Der Anspruch ist schließlich auch der Ausdruck des Bedürfnisses in der Sprache. Indem das kindliche Subjekt die signifikante Kette artikuliert, wodurch es im Vollzug dessen, was man die symbolische Kastration nennt, sowohl dem Objekt als auch sich selbst eine materielle und sinnliche Grundlage entzieht, bringt es seine Seinsverfehlung an den Tag. Daraus erhebt sich der Appell, das Komplement davon vom Anderen zu erhalten, insofern der Andere als Ort des Sprechens auch der Ort dieser Verfehlung ist. Um dieses Feld des Anspruchs herum entwickelt sich nun die Wunschformation, die wir synonym mit dem spezifischen freudschen Wunsch als Begehren bezeichnen. Das Begehren entsteht diesseits und jenseits des Anspruchs als Differenz von Bedürfnis und Anspruch. Jenseits, weil der Anspruch, indem er das Leben eines Subjekts nach seinen eigenen Bedingungen artikuliert und das Bedürfnis zurechtstutzt, einen Rest zwischen Bedürfnis und Anspruch aufklaffen lässt; diesseits, weil durch den Anspruch die Seinsverfehlung aktualisiert wird, sodass durch den Anspruch ein Seinsbegehren und eine Spaltung von Sein und Bedeutung entsteht: sofern ich spreche, bin ich nicht und sofern ich bin, bin ich außerhalb von Bedeutung. Unter diesen Bedingungen, die jedem cartesianischen Denken einer Selbstgewissheit des Subjekts entgegenzustellen ist, ist das Subjekt, sofern es der Sprache unterworfen ist, immer ein gespaltenes Subjekt, stets oszillierend zwischen einem Subjekt der Äußerung und einem Subjekt der Aussage.
Sofern im Begehren der Trieb über den Anspruch als Eintritt in die Verbindlichkeit des Sprechens durch die Engführung der Signifikanten gegangen ist, hat er seine ursprünglichen Objekte aus den Augen verloren, findet er an keinem Objekt mehr eine erfüllende Befriedigung und trachtet immer nach etwas anderem. Wenn es also heißt, dass das Begehren des Menschen das Begehren des Anderen ist, so bedeutet dies nicht nur, dass dem Menschen auf Grund des Inzestverbots ein ursprüngliches Liebesobjekt versagt worden ist, so dass er an allen nachfolgenden Substituten nie wirklich Halt finden kann. Es bedeutet auch, dass er von Anfang an und um überleben zu können das Begehren des anderen begehrt und dass sein durch die Sprache gegangenes Wünschen dessen Gesetz der Unabschließbarkeit im Sinne der Metonymie übernommen hat. Unter den ethischen Implikationen der Psychoanalyse hat uns Lacan daher besonders diese ans Herz gelegt: Du sollst in deinem Begehren nicht innehalten! (was allerdings immer wieder anzustrebende Lusterfüllungen und lebensnotwendige Bedürfnisbefriedigungen nicht ausschließt). Unter diesen Voraussetzungen kann man auch dem Glück begegnen, welches nicht etwa auf einem Besitz oder auf einer Bemächtigung und auch nicht so sehr auf einer schicksalhaften Fügung beruht, sondern (auch etymologisch fundiert) in einem Gelingen begründet liegt.
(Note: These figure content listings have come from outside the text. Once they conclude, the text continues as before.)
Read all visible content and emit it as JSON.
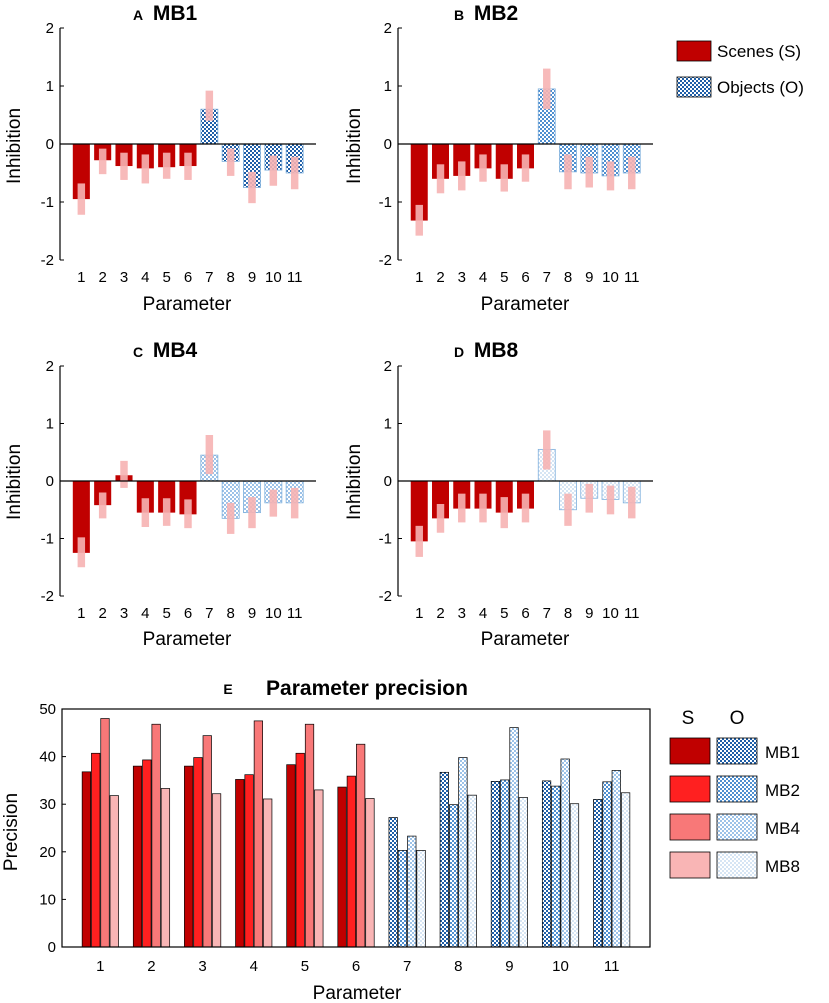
{
  "colors": {
    "S_MB1": "#c00000",
    "S_MB2": "#ff2020",
    "S_MB4": "#f87878",
    "S_MB8": "#f9b5b5",
    "errorbar": "#f6b3b3",
    "O_dark": "#1f5fa8",
    "O_light": "#7fb0dd"
  },
  "legend_top": {
    "scenes": "Scenes (S)",
    "objects": "Objects (O)"
  },
  "legend_bottom": {
    "s_header": "S",
    "o_header": "O",
    "rows": [
      "MB1",
      "MB2",
      "MB4",
      "MB8"
    ]
  },
  "chart_data": [
    {
      "id": "A",
      "letter": "A",
      "type": "bar",
      "title": "MB1",
      "xlabel": "Parameter",
      "ylabel": "Inhibition",
      "ylim": [
        -2,
        2
      ],
      "yticks": [
        "-2",
        "-1",
        "0",
        "1",
        "2"
      ],
      "categories": [
        "1",
        "2",
        "3",
        "4",
        "5",
        "6",
        "7",
        "8",
        "9",
        "10",
        "11"
      ],
      "values": [
        -0.95,
        -0.28,
        -0.38,
        -0.42,
        -0.4,
        -0.38,
        0.6,
        -0.3,
        -0.75,
        -0.45,
        -0.5
      ],
      "error_low": [
        -1.22,
        -0.52,
        -0.62,
        -0.68,
        -0.6,
        -0.62,
        0.4,
        -0.55,
        -1.02,
        -0.72,
        -0.78
      ],
      "error_high": [
        -0.68,
        -0.08,
        -0.15,
        -0.18,
        -0.15,
        -0.15,
        0.92,
        -0.08,
        -0.48,
        -0.2,
        -0.22
      ],
      "series_type": [
        "S",
        "S",
        "S",
        "S",
        "S",
        "S",
        "O",
        "O",
        "O",
        "O",
        "O"
      ]
    },
    {
      "id": "B",
      "letter": "B",
      "type": "bar",
      "title": "MB2",
      "xlabel": "Parameter",
      "ylabel": "Inhibition",
      "ylim": [
        -2,
        2
      ],
      "yticks": [
        "-2",
        "-1",
        "0",
        "1",
        "2"
      ],
      "categories": [
        "1",
        "2",
        "3",
        "4",
        "5",
        "6",
        "7",
        "8",
        "9",
        "10",
        "11"
      ],
      "values": [
        -1.32,
        -0.6,
        -0.55,
        -0.42,
        -0.6,
        -0.42,
        0.95,
        -0.48,
        -0.5,
        -0.55,
        -0.5
      ],
      "error_low": [
        -1.58,
        -0.85,
        -0.8,
        -0.65,
        -0.82,
        -0.65,
        0.6,
        -0.78,
        -0.75,
        -0.8,
        -0.78
      ],
      "error_high": [
        -1.05,
        -0.35,
        -0.3,
        -0.18,
        -0.35,
        -0.18,
        1.3,
        -0.18,
        -0.22,
        -0.3,
        -0.22
      ],
      "series_type": [
        "S",
        "S",
        "S",
        "S",
        "S",
        "S",
        "O",
        "O",
        "O",
        "O",
        "O"
      ]
    },
    {
      "id": "C",
      "letter": "C",
      "type": "bar",
      "title": "MB4",
      "xlabel": "Parameter",
      "ylabel": "Inhibition",
      "ylim": [
        -2,
        2
      ],
      "yticks": [
        "-2",
        "-1",
        "0",
        "1",
        "2"
      ],
      "categories": [
        "1",
        "2",
        "3",
        "4",
        "5",
        "6",
        "7",
        "8",
        "9",
        "10",
        "11"
      ],
      "values": [
        -1.25,
        -0.42,
        0.1,
        -0.55,
        -0.55,
        -0.58,
        0.45,
        -0.65,
        -0.55,
        -0.38,
        -0.38
      ],
      "error_low": [
        -1.5,
        -0.65,
        -0.12,
        -0.8,
        -0.78,
        -0.82,
        0.12,
        -0.92,
        -0.82,
        -0.62,
        -0.65
      ],
      "error_high": [
        -0.98,
        -0.2,
        0.35,
        -0.3,
        -0.3,
        -0.32,
        0.8,
        -0.38,
        -0.28,
        -0.15,
        -0.12
      ],
      "series_type": [
        "S",
        "S",
        "S",
        "S",
        "S",
        "S",
        "O",
        "O",
        "O",
        "O",
        "O"
      ]
    },
    {
      "id": "D",
      "letter": "D",
      "type": "bar",
      "title": "MB8",
      "xlabel": "Parameter",
      "ylabel": "Inhibition",
      "ylim": [
        -2,
        2
      ],
      "yticks": [
        "-2",
        "-1",
        "0",
        "1",
        "2"
      ],
      "categories": [
        "1",
        "2",
        "3",
        "4",
        "5",
        "6",
        "7",
        "8",
        "9",
        "10",
        "11"
      ],
      "values": [
        -1.05,
        -0.65,
        -0.48,
        -0.48,
        -0.55,
        -0.48,
        0.55,
        -0.5,
        -0.3,
        -0.32,
        -0.38
      ],
      "error_low": [
        -1.32,
        -0.9,
        -0.72,
        -0.72,
        -0.82,
        -0.72,
        0.2,
        -0.78,
        -0.55,
        -0.58,
        -0.65
      ],
      "error_high": [
        -0.78,
        -0.4,
        -0.22,
        -0.22,
        -0.28,
        -0.22,
        0.88,
        -0.22,
        -0.05,
        -0.08,
        -0.1
      ],
      "series_type": [
        "S",
        "S",
        "S",
        "S",
        "S",
        "S",
        "O",
        "O",
        "O",
        "O",
        "O"
      ]
    },
    {
      "id": "E",
      "letter": "E",
      "type": "bar",
      "title": "Parameter precision",
      "xlabel": "Parameter",
      "ylabel": "Precision",
      "ylim": [
        0,
        50
      ],
      "yticks": [
        "0",
        "10",
        "20",
        "30",
        "40",
        "50"
      ],
      "categories": [
        "1",
        "2",
        "3",
        "4",
        "5",
        "6",
        "7",
        "8",
        "9",
        "10",
        "11"
      ],
      "series": [
        {
          "name": "MB1",
          "values": [
            36.8,
            38,
            38,
            35.2,
            38.3,
            33.6,
            27.2,
            36.7,
            34.8,
            34.9,
            31
          ]
        },
        {
          "name": "MB2",
          "values": [
            40.7,
            39.3,
            39.8,
            36.2,
            40.7,
            35.9,
            20.3,
            29.9,
            35.1,
            33.8,
            34.7
          ]
        },
        {
          "name": "MB4",
          "values": [
            48,
            46.8,
            44.4,
            47.5,
            46.8,
            42.6,
            23.3,
            39.8,
            46.1,
            39.5,
            37.1
          ]
        },
        {
          "name": "MB8",
          "values": [
            31.8,
            33.3,
            32.2,
            31.1,
            33,
            31.2,
            20.3,
            31.9,
            31.4,
            30.1,
            32.4
          ]
        }
      ],
      "series_type": [
        "S",
        "S",
        "S",
        "S",
        "S",
        "S",
        "O",
        "O",
        "O",
        "O",
        "O"
      ]
    }
  ]
}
Innerhalb einer raffinierten Ästhetik formaler (Schein-)Affirmationen, welche die Klischees von Ordentlichkeit, Sauberkeit und Perfektion mit imitatorischer Geste derart sinnfällig herausstellen, dass sie sich fast von selbst ad absurdum führen, gelingt es Robert F. Hammerstiel, ein Misslingen erfahr- und erlebbar zu machen: ein Misslingen, das sich aus einer anthropologischen Fehlauffassung des menschlichen Subjekts als einer Art Wunschmaschine ergibt, deren Funktionieren nach dem Vorbild pawlow’scher Reflexbogen gewährleistet wäre. In Anbetracht einer künstlerisch eingefangenen künstlichen Klar- und Sauberwelt ist man schließlich an Robert Musils Worte erinnert, wonach Ordnung irgendwie in Totschlag übergehe.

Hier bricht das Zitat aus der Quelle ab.